The lender reviews time in business, revenue, and credit. Because the vehicles are collateral, fleet deals often approve faster and at better rates than unsecured borrowing.

3

Fund and title

The lender pays the dealer or seller and places a lien on each title. You take delivery and start running the trucks immediately.

4

Repay over the term

You make fixed monthly payments — typically 24 to 72 months. Once paid off (or you exercise a lease buyout), the liens release and the trucks are fully yours.

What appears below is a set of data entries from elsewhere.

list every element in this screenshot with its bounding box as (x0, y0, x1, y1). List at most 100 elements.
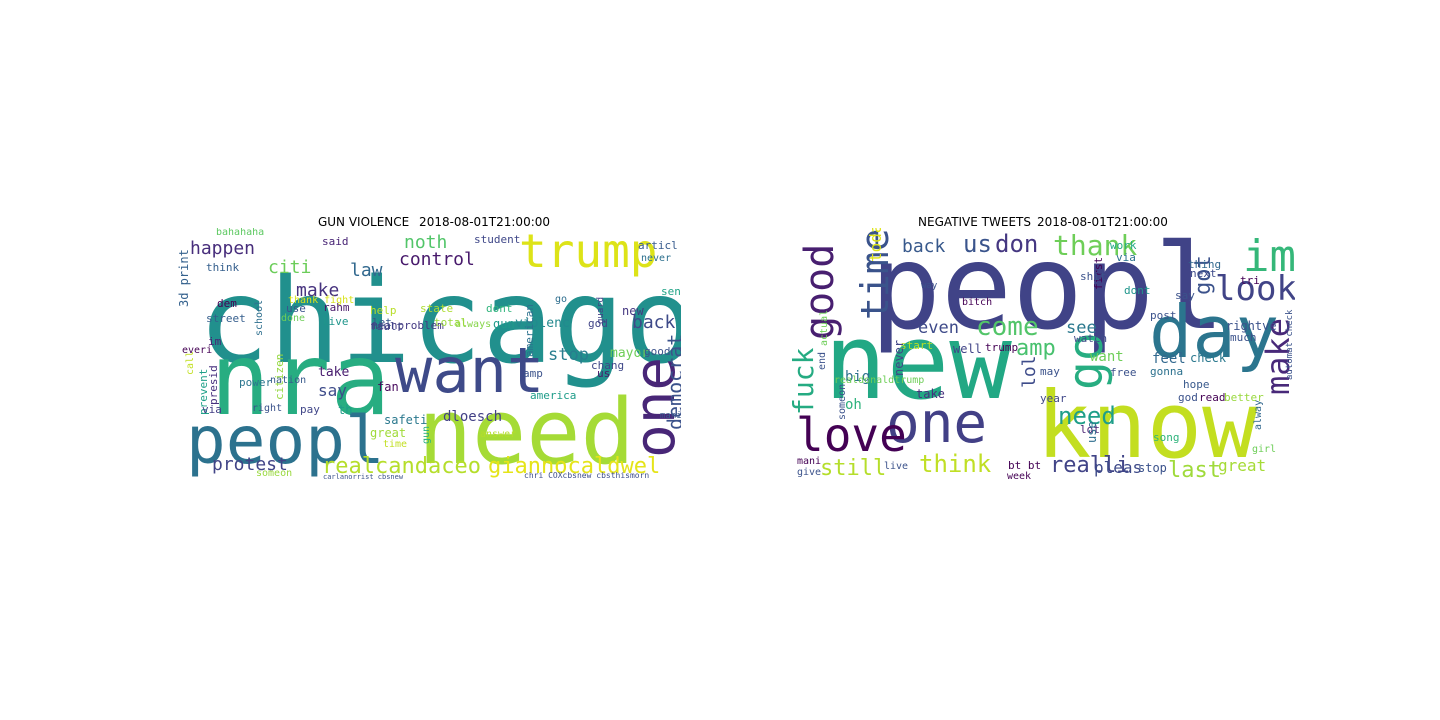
word-cloud-word: said (322, 235, 349, 248)
word-cloud-word: citi (268, 257, 312, 278)
word-cloud-word: even (918, 318, 959, 338)
word-cloud-word: giannocaldwel (488, 454, 661, 479)
word-cloud-word: last (1168, 458, 1221, 483)
word-cloud-word: dont (1124, 284, 1151, 297)
word-cloud-word: rightve (1226, 319, 1277, 333)
word-cloud-word: fuck (788, 347, 820, 415)
word-cloud-word: pay (300, 403, 320, 416)
word-cloud-word: im (208, 335, 222, 348)
word-cloud-word: give (797, 467, 822, 478)
word-cloud-word: dloesch (443, 409, 503, 425)
word-cloud-word: dont (486, 302, 513, 315)
word-cloud-word: someon (837, 383, 848, 420)
word-cloud-word: rahm (323, 301, 350, 314)
word-cloud-word: shit (1080, 270, 1107, 283)
word-cloud-word: happen (190, 238, 256, 259)
word-cloud-word: lol (1019, 355, 1040, 388)
word-cloud-word: amp (1016, 336, 1056, 361)
word-cloud-word: need (418, 380, 635, 485)
word-cloud-word: never (892, 339, 906, 376)
word-cloud-word: post (1150, 309, 1177, 322)
word-cloud-word: via (1116, 251, 1136, 264)
word-cloud-word: one (886, 391, 988, 456)
word-cloud-word: much (1230, 331, 1257, 344)
word-cloud-word: watch (1074, 332, 1108, 345)
negative-tweets-word-cloud: peopl new know day one love good time go im look ma… (788, 228, 1295, 486)
word-cloud-word: thing (1188, 258, 1222, 271)
word-cloud-word: law (350, 260, 383, 281)
word-cloud-word: gonna (1150, 365, 1184, 378)
word-cloud-word: gun (493, 317, 515, 331)
word-cloud-word: think (919, 450, 992, 478)
word-cloud-word: carlanorrist cbsnew (323, 473, 404, 481)
word-cloud-word: look (1215, 269, 1295, 309)
word-cloud-word: song (1153, 431, 1180, 444)
word-cloud-word: live (322, 315, 349, 328)
word-cloud-word: noth (404, 232, 448, 253)
word-cloud-word: lot (1080, 423, 1100, 436)
word-cloud-word: realdonaldtrump (834, 375, 925, 386)
word-cloud-word: next (1190, 267, 1217, 280)
word-cloud-word: chri COXcbsnew cbsthismorn (524, 471, 650, 480)
word-cloud-word: safeti (384, 413, 428, 427)
word-cloud-word: done (281, 313, 306, 324)
word-cloud-word: new (622, 304, 644, 318)
word-cloud-word: peopl (870, 228, 1226, 356)
word-cloud-word: america (530, 389, 577, 402)
word-cloud-word: im (1243, 231, 1295, 282)
word-cloud-word: free (1110, 366, 1137, 379)
word-cloud-word: power (239, 376, 273, 389)
word-cloud-word: know (1036, 372, 1258, 479)
word-cloud-word: need (1058, 402, 1116, 430)
word-cloud-word: peopl (186, 402, 385, 479)
word-cloud-word: amp (523, 367, 543, 380)
word-cloud-word: stop (1138, 461, 1167, 475)
word-cloud-word: god (588, 317, 608, 330)
word-cloud-word: street (206, 312, 246, 325)
word-cloud-word: god (1178, 391, 1198, 404)
word-cloud-word: us (597, 367, 611, 380)
word-cloud-word: chang (591, 359, 625, 372)
word-cloud-word: let (372, 316, 392, 329)
word-cloud-word: love (796, 408, 907, 462)
word-cloud-word: presid (207, 365, 220, 405)
word-cloud-word: read (1199, 391, 1226, 404)
word-cloud-word: better (1224, 391, 1264, 404)
word-cloud-word: nation (270, 375, 307, 386)
word-cloud-word: realli (1050, 453, 1130, 478)
word-cloud-word: want (1090, 349, 1124, 365)
word-cloud-word: right (252, 403, 283, 414)
word-cloud-word: call (185, 350, 196, 375)
word-cloud-word: meanproblem (371, 319, 444, 332)
word-cloud-word: check (1190, 351, 1227, 365)
word-cloud-word: take (318, 365, 350, 380)
word-cloud-word: time (383, 439, 408, 450)
word-cloud-word: day (1149, 290, 1280, 374)
word-cloud-word: bt bt (1008, 459, 1042, 472)
word-cloud-word: gun (421, 425, 432, 444)
word-cloud-word: use (1085, 421, 1099, 443)
word-cloud-word: state (420, 302, 454, 315)
word-cloud-word: feel (1152, 351, 1186, 367)
word-cloud-word: new (824, 301, 1012, 423)
word-cloud-word: answer (480, 429, 517, 440)
word-cloud-word: bahahaha (216, 228, 265, 238)
word-cloud-word: dem (217, 297, 237, 310)
word-cloud-word: use (286, 302, 306, 315)
word-cloud-word: great (370, 426, 407, 440)
word-cloud-word: mani (660, 411, 681, 421)
word-cloud-word: mani (797, 456, 822, 467)
word-cloud-word: bitch (962, 297, 993, 308)
word-cloud-word: great (1218, 456, 1267, 475)
word-cloud-word: take (916, 387, 945, 401)
word-cloud-word: live (884, 461, 909, 472)
word-cloud-word: trump (985, 341, 1019, 354)
word-cloud-word: well (953, 342, 982, 356)
word-cloud-word: fault (370, 320, 404, 333)
word-cloud-word: control (399, 249, 475, 270)
word-cloud-word: don (995, 230, 1039, 258)
word-cloud-word: total (434, 316, 468, 329)
word-cloud-word: alway (1253, 399, 1264, 430)
word-cloud-word: back (902, 236, 946, 257)
word-cloud-word: come (976, 312, 1039, 342)
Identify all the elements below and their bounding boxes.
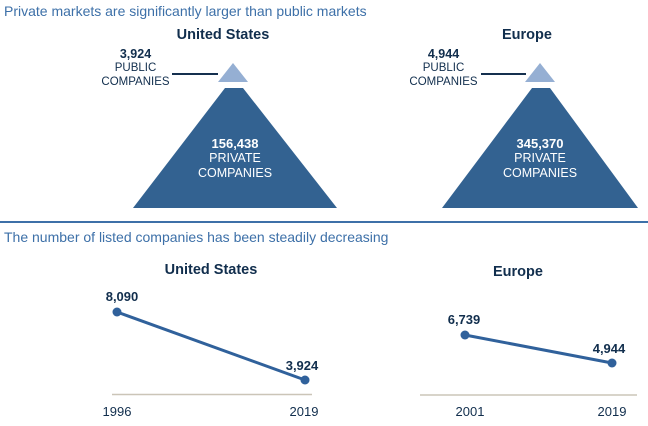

What does roofing fleet financing cost?

Rates depend on credit, time in business, whether units are new or used, and the term. The table below shows representative ranges for commercial vehicle financing in the current US market — your actual offer will vary by lender and profile.

Representative roofing fleet financing terms (US, 2026)
Borrower profileTypical APR rangeTypical termDown payment
Strong credit, 3+ yrs in business, new trucks8% - 14%48 - 72 mo0% - 10%
Average credit, 1-3 yrs, mix of new/used13% - 22%36 - 60 mo10% - 20%
Newer business or used units only18% - 30%+24 - 48 mo15% - 25%

New vs. used pricing

Used trucks usually carry higher rates and shorter terms because they depreciate faster and carry more repair risk. Many roofers blend the fleet — financing a couple of new workhorses on long terms and adding used units on shorter ones.

Run your own numbers before you talk to a lender so you walk in knowing the payment you can absorb:

Estimate your monthly payment

A representative estimate at 9%–24% APR. Actual rates and terms vary by business and product.

$3,452$2,491 / mo (est.)

You can also use the standalone payment calculator to model different down payments and terms.

Should I lease or buy my roofing trucks?

There's no universal answer — it depends on how hard you run the trucks and how long you keep them.

Pros

  • Buying builds equity you can borrow against later
  • No mileage caps — ideal for high-volume tear-off crews
  • Potential Section 179 / bonus depreciation tax benefits
  • Lower long-run cost if you keep trucks 6+ years

Cons

  • Higher monthly payments than a lease
  • You absorb depreciation and resale risk
  • Repairs are on you once any warranty lapses

Leasing flips those tradeoffs: lower payments and easy fleet refreshes, but mileage limits and no equity. A common pattern is to buy the trucks you'll run into the ground and lease the ones you'll cycle out every few years.

Watch the real cost, not just the payment

A longer term lowers the monthly payment but raises total interest — and a truck financed over 72 months can outlast its useful service life. Match the term to how long the vehicle will actually earn for the business.

How do I qualify for fleet financing as a roofing contractor?

Lenders underwrite the business first and the collateral second. To strengthen your application:

  • Document revenue. Have 3-6 months of business bank statements and recent tax returns ready.
  • Show backlog. Signed contracts and a healthy pipeline prove you can cover new payments.
  • Separate business and personal credit. Financing in the company's name builds business credit for future borrowing.
  • Keep some cash reserve. Lenders like to see you aren't stretching to the last dollar.

If approvals are tight because you're early-stage, pairing a smaller fleet deal with a business line of credit or working capital facility can bridge the gap between landing a contract and getting paid for it. For larger, multi-year expansions, an SBA loan may offer longer terms and lower rates — note that the SBA sets program guidelines and individual lenders add their own overlays on credit and collateral.

When does financing a fleet make sense?

Finance the fleet when the trucks will generate more revenue than they cost to carry. If adding two crews' worth of vehicles lets you take on jobs you're currently turning down, the math usually works. If you're financing trucks to sit in the yard during a slow season, it doesn't.

The strongest position is using financing to grow into demand you can already see in your pipeline — not to speculate on demand you hope shows up.